In contrast, providing information on energy bill savings had no influence on the efficiency of consumer product choices. This should not be taken as a definitive result; rather it may merely reflect one of the shortcomings of our experiment, namely that we did not offer participants the option of customizing the bill savings estimates to accurately reflect their own personal situation (e.g., energy tariff, number of loads per week, fuel type for water heating). As mentioned above, this corresponds to one of the main shortcomings that can limit the impact of label schemes.
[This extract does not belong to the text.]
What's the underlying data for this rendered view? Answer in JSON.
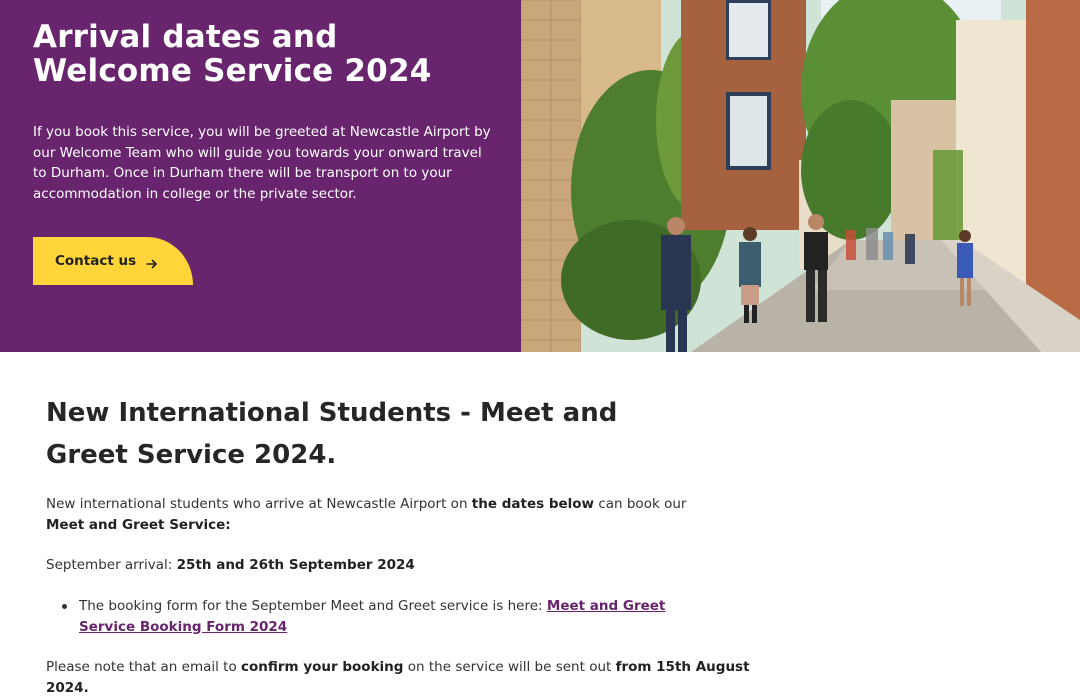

We’re eager to find out if daily updated and personalized savings estimates will yield better results.
One of the most enlightening (and exciting) aspects of the study is that participants did not even perceive the new shopping site they were presented with as providing information on the energy efficiency and running costs of washing machines.
This is actually great news for those who want to transform markets and speed private investment into energy efficiency, because it suggests that rational inattention can be addressed effectively by integrating energy information into the shopping journey in such a way that consumers don’t have to actively think about it.
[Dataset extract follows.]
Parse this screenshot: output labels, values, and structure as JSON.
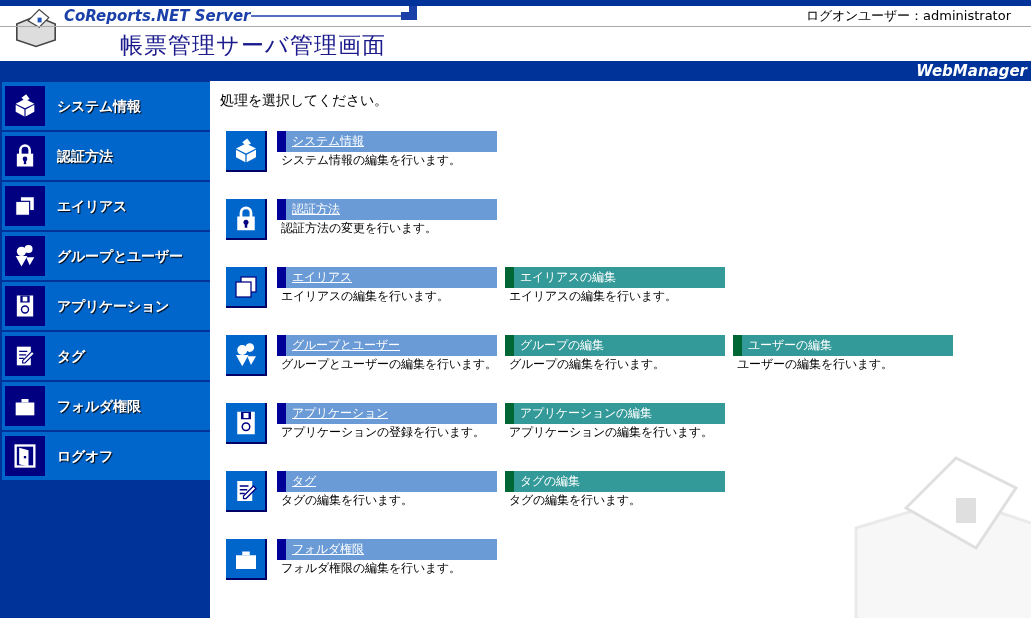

We don’t yet know if this will work across all product categories (we plan to test more in the coming months), but it certainly seems promising for appliances, light bulbs and HVAC (heating, ventilation & air conditioning) equipment.
*The energy efficiency metric we used was IMEF (integrated modified energy factor), which is the quotient of the capacity of the clothes container divided by the total clothes washer energy consumption per cycle (=machine electrical energy consumption + hot water energy consumption + energy required for removal of remaining moisture in wash load + combined low-power mode energy consumption). All results presented in this blog were significant at the p<.01 level, unless otherwise stated.